Они быстро шли к станции. Рейбайрн изо всех сил старался идти не качаясь, но его большие непослушные ноги то и дело скользили по мокрым булыжникам мостовой.
— Ох и не везет же мне, черт возьми, — мрачно заметил он. — Проклятая армия! Ну что это за жизнь? Ни за что не дадут тебе согрешить даже самую малость.
— Вы глупейшие болваны, — упрекнул их Дэмон. Он все еще не решил, то ли по-настоящему рассердиться и наказать их, то ли превратить все в шутку. — Неужели вы думали, что сможете спокойно пройти в этой форме мимо пары дотошных полицейских и пробраться к этим кошечкам? А не боитесь вы подхватить что-нибудь от них?
— Э-э, нет, капитан, у меня кое-что есть против этого. — Рейбайрн сунул руку в карман и вытащил из него какой-то маленький, едва видимый в темноте шарик. — Это конский каштан, его дал мне дедушка Клит, — пояснил он.
— Ну и что же, зачем он тебе нужен-то? — поинтересовался Тсонка.
— Э-э, Майк, ты ничего в этом деле не понимаешь. Он противобактерийный… Ну, знаешь, как корень хинного дерева. Видишь на нем пятнышко? Это… — Каштан выскользнул из его пальцев и покатился по булыжникам. Разыскивая его, Рейбайрн опустился на четвереньки. — Видишь, капитан, это он хочет попасть в почву, чтобы вырасти.

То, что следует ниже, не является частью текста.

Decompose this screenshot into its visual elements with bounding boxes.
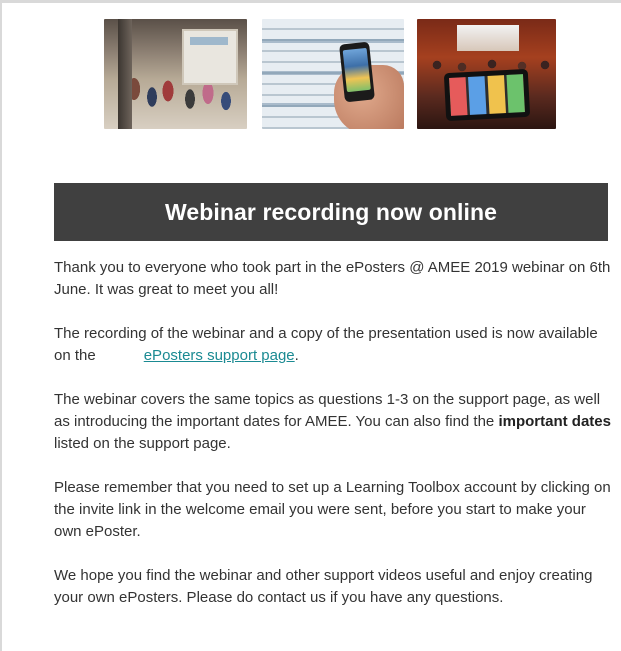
poster-hall-photo	[104, 19, 247, 129]
email-frame: Webinar recording now online Thank you t…	[0, 0, 621, 651]
photo-phone	[339, 41, 375, 103]
paragraph-recording: The recording of the webinar and a copy …	[54, 323, 612, 367]
paragraph-topics: The webinar covers the same topics as qu…	[54, 389, 612, 455]
email-body: Thank you to everyone who took part in t…	[54, 257, 612, 631]
recording-text: The recording of the webinar and a copy …	[54, 325, 598, 364]
paragraph-closing: We hope you find the webinar and other s…	[54, 567, 593, 606]
photo-poster-board	[182, 29, 238, 85]
paragraph-thanks: Thank you to everyone who took part in t…	[54, 259, 611, 298]
header-image-row	[2, 19, 621, 131]
photo-projector-screen	[457, 25, 519, 51]
topics-text-end: listed on the support page.	[54, 435, 231, 452]
important-dates-bold: important dates	[498, 413, 611, 430]
paragraph-account: Please remember that you need to set up …	[54, 479, 611, 540]
photo-tablet	[443, 68, 531, 122]
phone-posters-photo	[262, 19, 404, 129]
auditorium-photo	[417, 19, 556, 129]
photo-stripe	[262, 39, 404, 43]
photo-pillar	[118, 19, 132, 129]
webinar-banner: Webinar recording now online	[54, 183, 608, 241]
support-page-link[interactable]: ePosters support page	[144, 347, 295, 364]
banner-title: Webinar recording now online	[164, 198, 498, 225]
recording-period: .	[294, 347, 299, 364]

— Не дурачься, Реб, пошли, пошли!
— Не могу же я оставить здесь дедушкин талисман.
— К черту талисман, Рейбайрн, пошли!
— Капитан, я ношу его около сердца еще с того боя в Бриньи…

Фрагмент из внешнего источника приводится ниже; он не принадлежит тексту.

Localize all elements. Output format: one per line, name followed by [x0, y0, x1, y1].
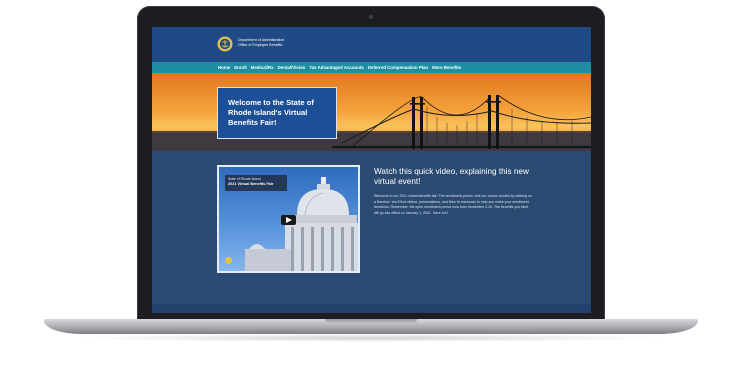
screen-footer-strip — [152, 304, 591, 313]
nav-home[interactable]: Home — [218, 64, 230, 71]
nav-dental-vision[interactable]: Dental/Vision — [278, 64, 306, 71]
video-player[interactable]: State of Rhode Island 2021 Virtual Benef… — [217, 165, 360, 273]
department-name: Department of Administration Office of E… — [238, 38, 284, 48]
video-caption: State of Rhode Island 2021 Virtual Benef… — [225, 175, 287, 191]
laptop-opening-notch — [325, 319, 417, 324]
watch-description: Welcome to our 2021 virtual benefits fai… — [374, 194, 532, 215]
welcome-box: Welcome to the State of Rhode Island's V… — [217, 87, 337, 139]
main-content: State of Rhode Island 2021 Virtual Benef… — [152, 151, 591, 313]
watch-heading: Watch this quick video, explaining this … — [374, 167, 529, 186]
hero-banner: Welcome to the State of Rhode Island's V… — [152, 73, 591, 151]
laptop-bezel: Department of Administration Office of E… — [137, 6, 605, 324]
department-line-2: Office of Employee Benefits — [238, 43, 283, 47]
hero-title: Welcome to the State of Rhode Island's V… — [228, 98, 314, 127]
nav-deferred-compensation-plan[interactable]: Deferred Compensation Plan — [368, 64, 428, 71]
nav-enroll[interactable]: Enroll — [234, 64, 246, 71]
play-button-icon[interactable] — [281, 215, 296, 225]
nav-more-benefits[interactable]: More Benefits — [432, 64, 461, 71]
nav-medical-rx[interactable]: Medical/Rx — [251, 64, 274, 71]
video-caption-title: 2021 Virtual Benefits Fair — [228, 182, 274, 186]
laptop-mockup: Department of Administration Office of E… — [0, 0, 754, 379]
laptop-screen: Department of Administration Office of E… — [152, 27, 591, 313]
camera-dot — [369, 15, 373, 19]
nav-tax-advantaged-accounts[interactable]: Tax Advantaged Accounts — [309, 64, 364, 71]
video-logo-icon — [225, 257, 232, 264]
main-nav: Home Enroll Medical/Rx Dental/Vision Tax… — [152, 62, 591, 73]
site-header: Department of Administration Office of E… — [152, 27, 591, 62]
laptop-shadow — [70, 334, 670, 342]
anchor-seal-icon — [217, 36, 233, 52]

Дэмон проворчал что-то, достал из кармана фонарик и осветил булыжники, похожие на маленькие высохшие буханки хлеба.
— Ну вот он, поднимай и пошли, пошли…
Кафе было такое же, как и то, в котором они недавно сидели, безвкусно раскрашенное, переполненное народом, в клубах табачного дыма. Вокруг маленьких столиков множество солдат, они ноют песни, о чем-то спорят или просто сидят, нахмурив брони и устремив неподвижный взгляд в пространство. Позади стойки-мрачная, непривлекательная, холодная, словно каменная статуя, женщина.

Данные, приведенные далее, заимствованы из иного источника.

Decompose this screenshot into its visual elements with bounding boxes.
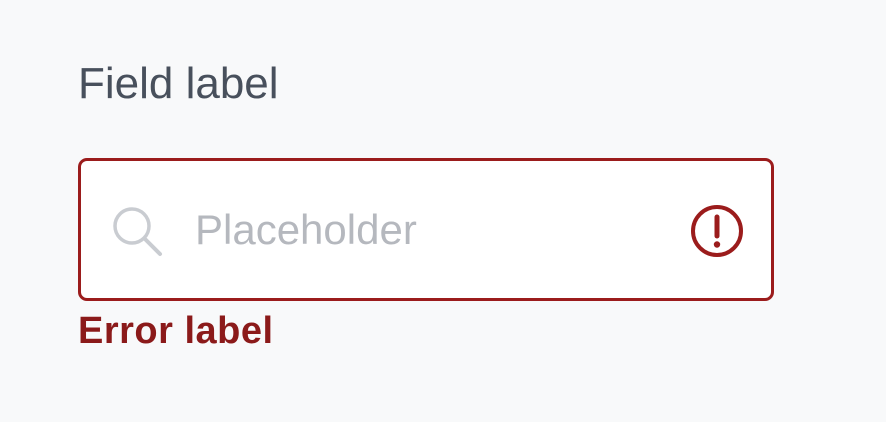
search-icon [113, 207, 162, 256]
error-circle-icon [691, 205, 743, 257]
error-label: Error label [78, 310, 274, 352]
field-label: Field label [78, 59, 279, 108]
search-input[interactable] [195, 161, 675, 298]
input-container[interactable] [78, 158, 774, 301]
text-field: Field label Error label [78, 58, 774, 352]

— Здесь есть черный ход, давайте пройдем через него, капитан, — предложил Тсонка.
Французских солдат они нашли в одной из двух задних комнат, те сидели и пили вино прямо из горлышка бутылки. Дэмон узнал их сразу. В американской форме они чувствовали себя совершенно свободно, хотя она и висела на них мешком. Когда французы увидели подходивших к ним Дэмона и уже знакомых им Тсонку и Рейбайрна, в их глазах появился испуг. Они вскочили на ноги и замерли в ожидании.
— Та-ак, — протянул Дэмон и прикрыл ногой дверь, — ну что ж, давайте быстренько меняйтесь обратно.
Взгляд Рейбайрна остановился на бутылке с вином.
— Прямо сию же минуту, капитан? — удивился он.
— Нет, весной, в апреле. Тот из вас, кто потратит на все переодевание больше трех минут, будет наказан властью командира роты. — Он повторил то же самое в свободном переводе для французских солдат, посмотрел на часы и скомандовал: — Начали!